Porque é que um mesmo eu tem tantos eus diferentes que no mais profundo acabam por ser só um?
Que complicação.
Que complicação na alternância de estados. Há vezes em que o sol brilha -sem queimar-, está tudo equilibrado dentro do ser. Há força pra levantar de manhã e começar energicamente um novo dia (mesmo que se tenha deitado tarde), com toda a vontade e confiança para fazer desse dia um dia feliz. Vezes em que se sente que se consegue tudo, que viver é bom, em que se dá graças pelo que se tem e em que não há receio de nada, porque se sabe que está tudo bem e que tudo vai acabar bem de qualquer maneira. Nada é demasiado importante para nos preocupar. Em harmonia com tudo e com todos, com a capacidade de sentir um amor fraterno por todas as pessoas e de sorrir apenas pelo efeito da beleza de uma flor.
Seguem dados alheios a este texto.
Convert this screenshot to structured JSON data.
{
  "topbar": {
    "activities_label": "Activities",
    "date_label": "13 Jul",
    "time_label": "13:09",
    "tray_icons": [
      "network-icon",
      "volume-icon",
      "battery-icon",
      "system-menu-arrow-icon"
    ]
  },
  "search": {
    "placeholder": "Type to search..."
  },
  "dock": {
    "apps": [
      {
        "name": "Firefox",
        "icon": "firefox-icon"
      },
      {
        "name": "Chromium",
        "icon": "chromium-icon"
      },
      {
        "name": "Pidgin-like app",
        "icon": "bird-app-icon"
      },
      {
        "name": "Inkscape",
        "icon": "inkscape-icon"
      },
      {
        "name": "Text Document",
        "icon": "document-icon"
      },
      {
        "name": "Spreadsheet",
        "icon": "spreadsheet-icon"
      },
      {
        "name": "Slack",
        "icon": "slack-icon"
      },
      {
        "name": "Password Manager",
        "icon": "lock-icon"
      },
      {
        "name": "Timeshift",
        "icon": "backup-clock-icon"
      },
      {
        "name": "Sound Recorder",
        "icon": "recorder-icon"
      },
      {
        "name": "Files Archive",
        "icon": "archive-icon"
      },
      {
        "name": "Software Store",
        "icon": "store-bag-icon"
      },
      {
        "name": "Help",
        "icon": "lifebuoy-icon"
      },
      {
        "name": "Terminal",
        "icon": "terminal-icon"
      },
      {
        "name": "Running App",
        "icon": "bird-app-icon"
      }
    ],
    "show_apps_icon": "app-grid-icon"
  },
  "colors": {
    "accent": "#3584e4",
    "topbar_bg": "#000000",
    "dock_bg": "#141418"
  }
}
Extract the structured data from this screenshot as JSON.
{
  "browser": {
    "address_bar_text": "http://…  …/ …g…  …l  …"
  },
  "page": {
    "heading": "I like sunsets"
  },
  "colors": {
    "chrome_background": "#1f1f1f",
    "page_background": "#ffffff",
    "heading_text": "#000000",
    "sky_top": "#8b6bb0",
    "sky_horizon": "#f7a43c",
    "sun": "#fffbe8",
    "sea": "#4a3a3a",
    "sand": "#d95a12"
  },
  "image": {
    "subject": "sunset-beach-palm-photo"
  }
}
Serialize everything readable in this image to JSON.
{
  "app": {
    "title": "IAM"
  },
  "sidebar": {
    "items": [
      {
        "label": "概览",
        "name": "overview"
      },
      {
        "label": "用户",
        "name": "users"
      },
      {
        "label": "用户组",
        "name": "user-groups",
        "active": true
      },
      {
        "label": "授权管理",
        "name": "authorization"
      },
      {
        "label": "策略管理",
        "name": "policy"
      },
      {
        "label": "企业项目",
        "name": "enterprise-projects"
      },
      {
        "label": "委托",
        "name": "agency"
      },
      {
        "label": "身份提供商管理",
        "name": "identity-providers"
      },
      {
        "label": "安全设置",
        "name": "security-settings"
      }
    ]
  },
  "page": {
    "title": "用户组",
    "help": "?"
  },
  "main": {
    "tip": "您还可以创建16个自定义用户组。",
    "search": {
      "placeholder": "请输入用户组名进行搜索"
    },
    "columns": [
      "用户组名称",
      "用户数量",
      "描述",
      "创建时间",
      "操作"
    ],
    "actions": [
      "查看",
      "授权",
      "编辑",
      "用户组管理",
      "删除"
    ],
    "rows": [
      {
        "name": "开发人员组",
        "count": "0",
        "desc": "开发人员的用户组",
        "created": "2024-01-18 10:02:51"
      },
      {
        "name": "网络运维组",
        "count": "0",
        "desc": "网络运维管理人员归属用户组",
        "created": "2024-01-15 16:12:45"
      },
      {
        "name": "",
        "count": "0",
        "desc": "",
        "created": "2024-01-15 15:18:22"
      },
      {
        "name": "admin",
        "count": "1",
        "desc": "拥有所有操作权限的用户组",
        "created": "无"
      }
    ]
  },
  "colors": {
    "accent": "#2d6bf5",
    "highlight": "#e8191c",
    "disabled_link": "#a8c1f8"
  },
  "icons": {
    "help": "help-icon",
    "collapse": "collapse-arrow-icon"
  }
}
Noutros dias, tudo é diferente.
O sol, lá fora, até pode brilhar...mas está tudo fora de nós. Que sentido faz passar o dia a trabalhar? Apetece somente dormir um sono imenso, e pesadelo é ter que levantar. Um imenso estado de letargia e sensibilidade. Está tudo indefinido em redor, e alguma agonia, angústia, nostalgia, melancolia tomam o ser de assalto, provocando uma retracção da qual não se quer sair. Só fugir, esconder.Fechar. Os olhos e a alma pesados. Não há confiança, sente-se uma incapacidade pra fazer da nossa vida, vida, e só dá pra ficar à deriva. Com medo. E neste estado, as pessoas à volta vão sofrer de uma maneira ou de outra. E ainda sofremos mais por fazê-las sofrer.
E às vezes basta tão pouco para transformar um estado, noutro.
Uma palavra, um gesto, um sorriso? Um abrir e deixar as retracções de fora, ser autêntico, deixar de ter medo de mostrar, de aproximar? Mas não poderá isso mesmo também ser o desencadeador de um estado difícil para quem se dá? Não será um ciclo? Valerá a pena arriscar?
Quase há um ano atrás, tinha começado o dia cheia de força, a sair prá rua de sorriso no rosto e vontade de dizer bom dia a toda a gente. A notícia má e surpreendente chegou-me ainda na rua, como resposta ao meu bom dia sorridente. E logo ali, o equilíbrio abala-se, a complexidade do estado de alma aumenta, e nem se sabe bem como se sente. Mas, visto agora de longe, ter começado o dia com essa atitude, penso ter-me ajudado a encarar a situação. Não seria Alguém a querer dizer-me que esse "ficar forte" tem de ser manter em qualquer situação, por mais assustadora que possa ser para um frágil humano? Essa serenidade que vem dEle e que devia ser contínua.
Os sentimentos são uma coisa muito própria, pessoais e intransmissíveis. Não existe um espelho capaz de os reflectir como são sentidos. As pessoas são todas diferentes, e este cenário de estados de alma, de sentimentos...não afecta todos de igual modo. As maneiras de sentir são diferentes, como diferentes são as formas de sentir da parte masculina e feminina. Bom era se eu conseguisse em alguns sentires, em algumas formas de encarar as coisas, ser mais semelhante ao protótipo masculino. O inverso também seria favorável. Mas nesse caso seríamos seres perfeitos.